The princess was unable to indulge in her habit of an early walk on these dreary mornings, and the conversation in her salon grew listless. The gentlemen in attendance that day were of the political breed, and although I tried to follow their reasoning regarding the virtue of reforming the banking system to more fully acquire for the Crown the benefits and profits to be brought in by easier investment in the ships of the merchant navy, I was in grave danger of fidgeting. Even Molly Lepell, that paragon of maids, had shifted her weight from foot to foot twice in the last half hour, causing the Howe to roll her eyes, ever so delicately, which in turn caused Mary to snort, and the princess to frown, although Mary, being Mary, immediately put on an elaborate show of insouciance.

The princess turned to her guests. “My Lord Owens, my Lord Dalton, I don’t believe you have yet had a chance to view the Great Work.”
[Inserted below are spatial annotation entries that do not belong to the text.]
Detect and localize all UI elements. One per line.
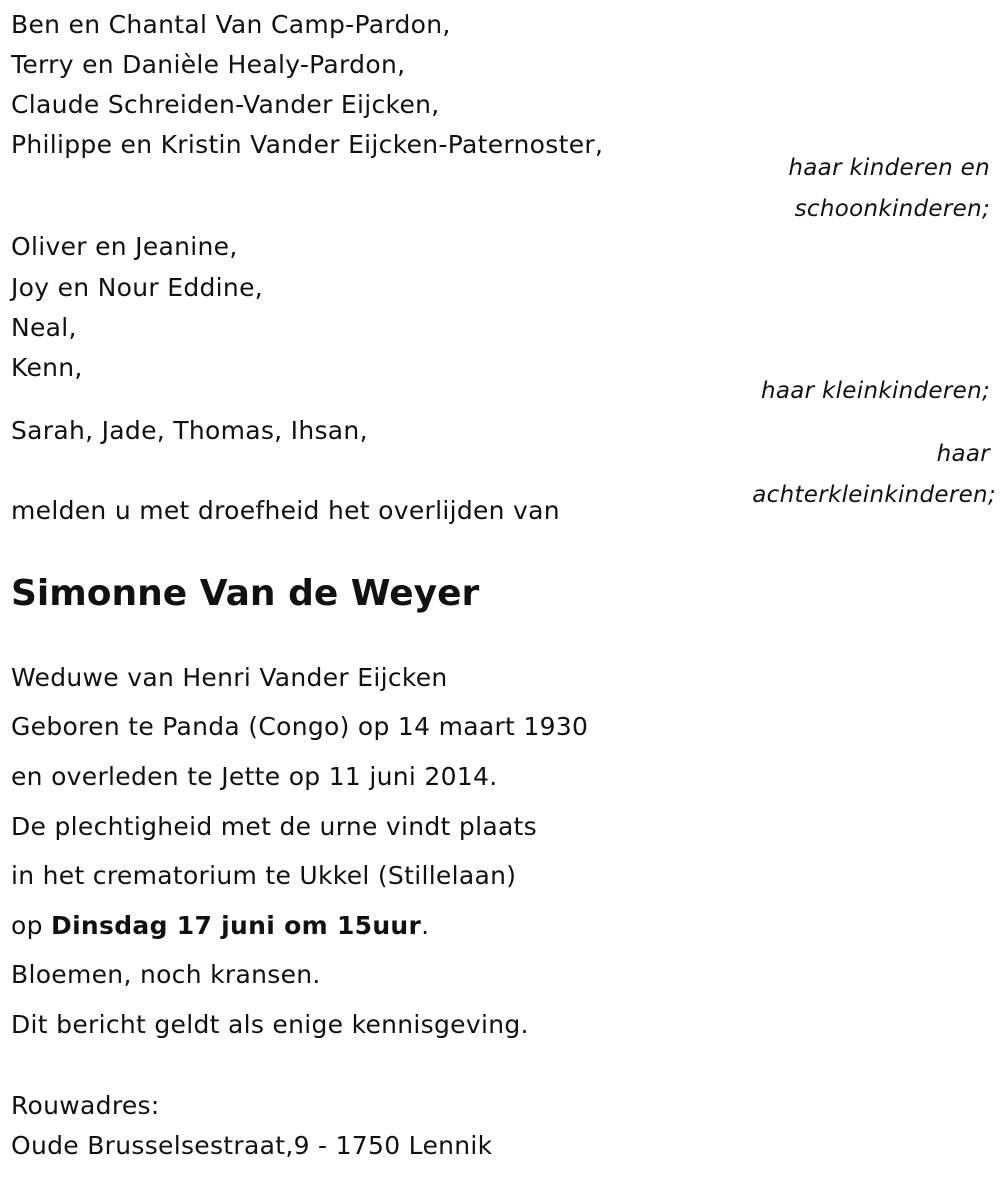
address-value: Oude Brusselsestraat,9 - 1750 Lennik bbox=[11, 1131, 493, 1160]
flowers-line: Bloemen, noch kransen. bbox=[11, 960, 321, 989]
children-role-line-2: schoonkinderen; bbox=[794, 196, 990, 222]
announcement-text: melden u met droefheid het overlijden van bbox=[11, 496, 560, 525]
born-line: Geboren te Panda (Congo) op 14 maart 1930 bbox=[11, 712, 589, 741]
grandchild-line-1: Oliver en Jeanine, bbox=[11, 232, 238, 261]
date-prefix: op bbox=[11, 911, 43, 940]
ceremony-line-2: in het crematorium te Ukkel (Stillelaan) bbox=[11, 861, 517, 890]
child-line-3: Claude Schreiden-Vander Eijcken, bbox=[11, 90, 440, 119]
grandchild-line-3: Neal, bbox=[11, 313, 77, 342]
notice-line: Dit bericht geldt als enige kennisgeving. bbox=[11, 1010, 529, 1039]
deceased-name: Simonne Van de Weyer bbox=[11, 573, 480, 614]
great-grandchildren-role-line-2: achterkleinkinderen; bbox=[752, 482, 996, 508]
died-line: en overleden te Jette op 11 juni 2014. bbox=[11, 762, 498, 791]
grandchild-line-2: Joy en Nour Eddine, bbox=[11, 273, 264, 302]
great-grandchildren-role-line-1: haar bbox=[936, 441, 990, 467]
grandchild-line-4: Kenn, bbox=[11, 353, 83, 382]
children-role-line-1: haar kinderen en bbox=[788, 155, 990, 181]
great-grandchildren-line: Sarah, Jade, Thomas, Ihsan, bbox=[11, 416, 368, 445]
child-line-1: Ben en Chantal Van Camp-Pardon, bbox=[11, 10, 451, 39]
date-suffix: . bbox=[421, 911, 430, 940]
ceremony-line-1: De plechtigheid met de urne vindt plaats bbox=[11, 812, 537, 841]
child-line-4: Philippe en Kristin Vander Eijcken-Paternoster, bbox=[11, 130, 604, 159]
address-label: Rouwadres: bbox=[11, 1091, 160, 1120]
widow-of-line: Weduwe van Henri Vander Eijcken bbox=[11, 663, 448, 692]
ceremony-date: Dinsdag 17 juni om 15uur bbox=[51, 911, 422, 940]
ceremony-date-line bbox=[11, 911, 429, 941]
child-line-2: Terry en Danièle Healy-Pardon, bbox=[11, 50, 406, 79]
grandchildren-role: haar kleinkinderen; bbox=[760, 378, 990, 404]
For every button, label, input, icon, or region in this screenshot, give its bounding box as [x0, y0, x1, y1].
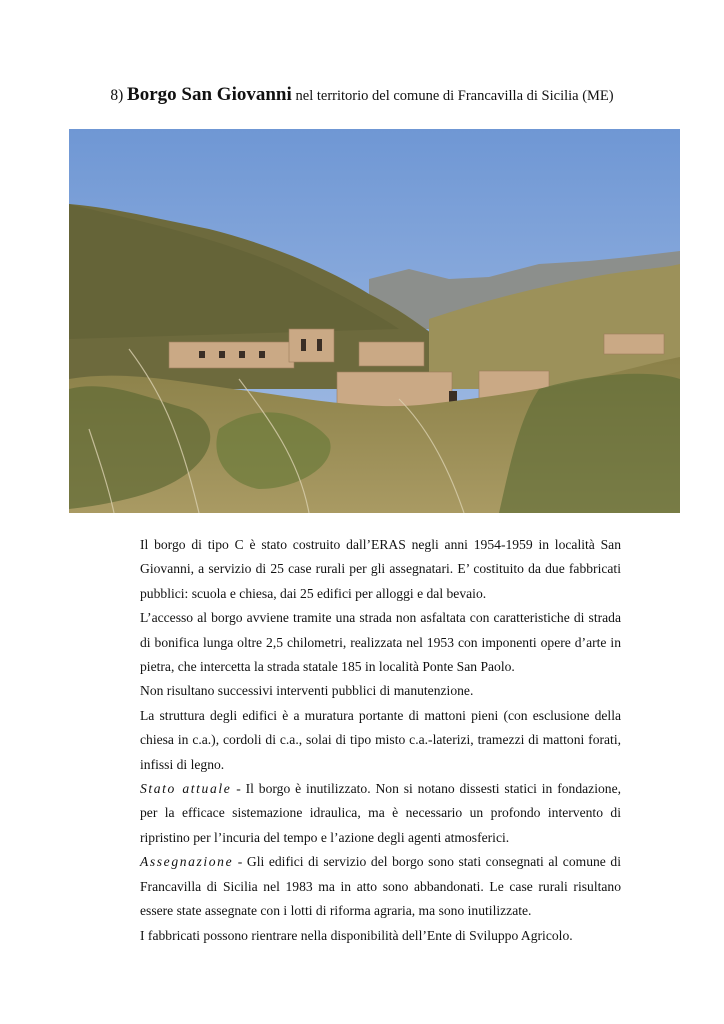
- heading-subtitle: nel territorio del comune di Francavilla di Sicilia (ME): [295, 88, 614, 104]
- assignment-label: Assegnazione: [140, 854, 234, 870]
- paragraph-availability: I fabbricati possono rientrare nella disponibilità dell’Ente di Sviluppo Agricolo.: [140, 927, 573, 943]
- current-state-label: Stato attuale: [140, 781, 232, 797]
- paragraph-maintenance: Non risultano successivi interventi pubblici di manutenzione.: [140, 683, 474, 699]
- paragraph-access: L’accesso al borgo avviene tramite una strada non asfaltata con caratteristiche di strada di bonifica lunga oltre 2,5 chilometri, realizzata nel 1953 con imponenti opere d’arte in pietra, che intercetta la strada statale 185 in località Ponte San Paolo.: [140, 610, 621, 675]
- assignment-text: - Gli edifici di servizio del borgo sono stati consegnati al comune di Francavilla di Sicilia nel 1983 ma in atto sono abbandonati. Le case rurali risultano essere state assegnate con i lotti di riforma agraria, ma sono inutilizzate.: [140, 854, 621, 919]
- page-heading: [0, 84, 724, 107]
- section-number: 8): [110, 87, 124, 104]
- paragraph-structure: La struttura degli edifici è a muratura portante di mattoni pieni (con esclusione della chiesa in c.a.), cordoli di c.a., solai di tipo misto c.a.-laterizi, tramezzi di mattoni forati, infissi di legno.: [140, 707, 621, 772]
- paragraph-origin: Il borgo di tipo C è stato costruito dall’ERAS negli anni 1954-1959 in località San Giovanni, a servizio di 25 case rurali per gli assegnatari. E’ costituito da due fabbricati pubblici: scuola e chiesa, dai 25 edifici per alloggi e dal bevaio.: [140, 537, 621, 601]
- paragraph-assignment: [140, 850, 621, 923]
- paragraph-current-state: [140, 777, 621, 850]
- current-state-text: - Il borgo è inutilizzato. Non si notano dissesti statici in fondazione, per la efficace sistemazione idraulica, ma è necessario un profondo intervento di ripristino per l’incuria del tempo e l’azione degli agenti atmosferici.: [140, 781, 621, 845]
- landscape-photo: [69, 129, 680, 513]
- heading-title: Borgo San Giovanni: [127, 84, 292, 105]
- description-text: [140, 533, 621, 948]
Lord Owens, a tall, austere gentleman in an impeccable green coat, looked taken aback, as if he could not understand why anyone would introduce a new topic when he had barely begun to warm to his financial theme. He and my uncle Pierpont would have gotten on extremely well. Lord Dalton, however, looked relieved.

“And how does Mr. Thornhill, madame?” Lord Dalton was the older of the two, dressed in blue and black. His face was as wrinkled as last year’s apple, but he possessed a surprisingly cheerful eye for a banker.

“You shall ask him directly.” The princess got to her feet, which required the gentlemen to do the same and bow as she passed. They fell into step behind her, and we maids formed ourselves into a train behind them.

“Well, well,” murmured Sophy. “This should be most amusing.”

“Oh, why?” fussed Mary. “We’ve seen the wretched ceiling a hundred times.”

“You’d know if you paid any attention at all.”

I looked to Molly, who tipped me a sly nod. Everybody knew what was so interesting, except me—a phenomenon I was growing both used to and increasingly tired of.

But I knew what they were on about as soon as we walked into the new rooms. This grand apartment was constructed on noble lines. Despite that, it appeared more closely related to a lumber room than a royal chamber. There were no curtains on the windows, and the watery daylight filled the room. There were also dozens of candles lit, and the air was heavy with the scents of fresh paint, plaster, and strong oil. The reason for this was clearly the partially completed mural decorating the high ceiling. It appeared to be another arrangement of ancient gods and modern cherubs. Doubtlessly, it was some new and significant allegory to join the others that graced the walls and ceilings of the palace. But I scarcely noticed the painting. The first thing I saw among the drapings of canvas drop cloth and the forest of scaffolding was Matthew Reade. He was bowing too deeply to the princess for me to see his face, but I knew him by the dark copper of his hair and also by his form and motion, even though it had been weeks since I last glimpsed him. This was not a realization that made for calm reflection.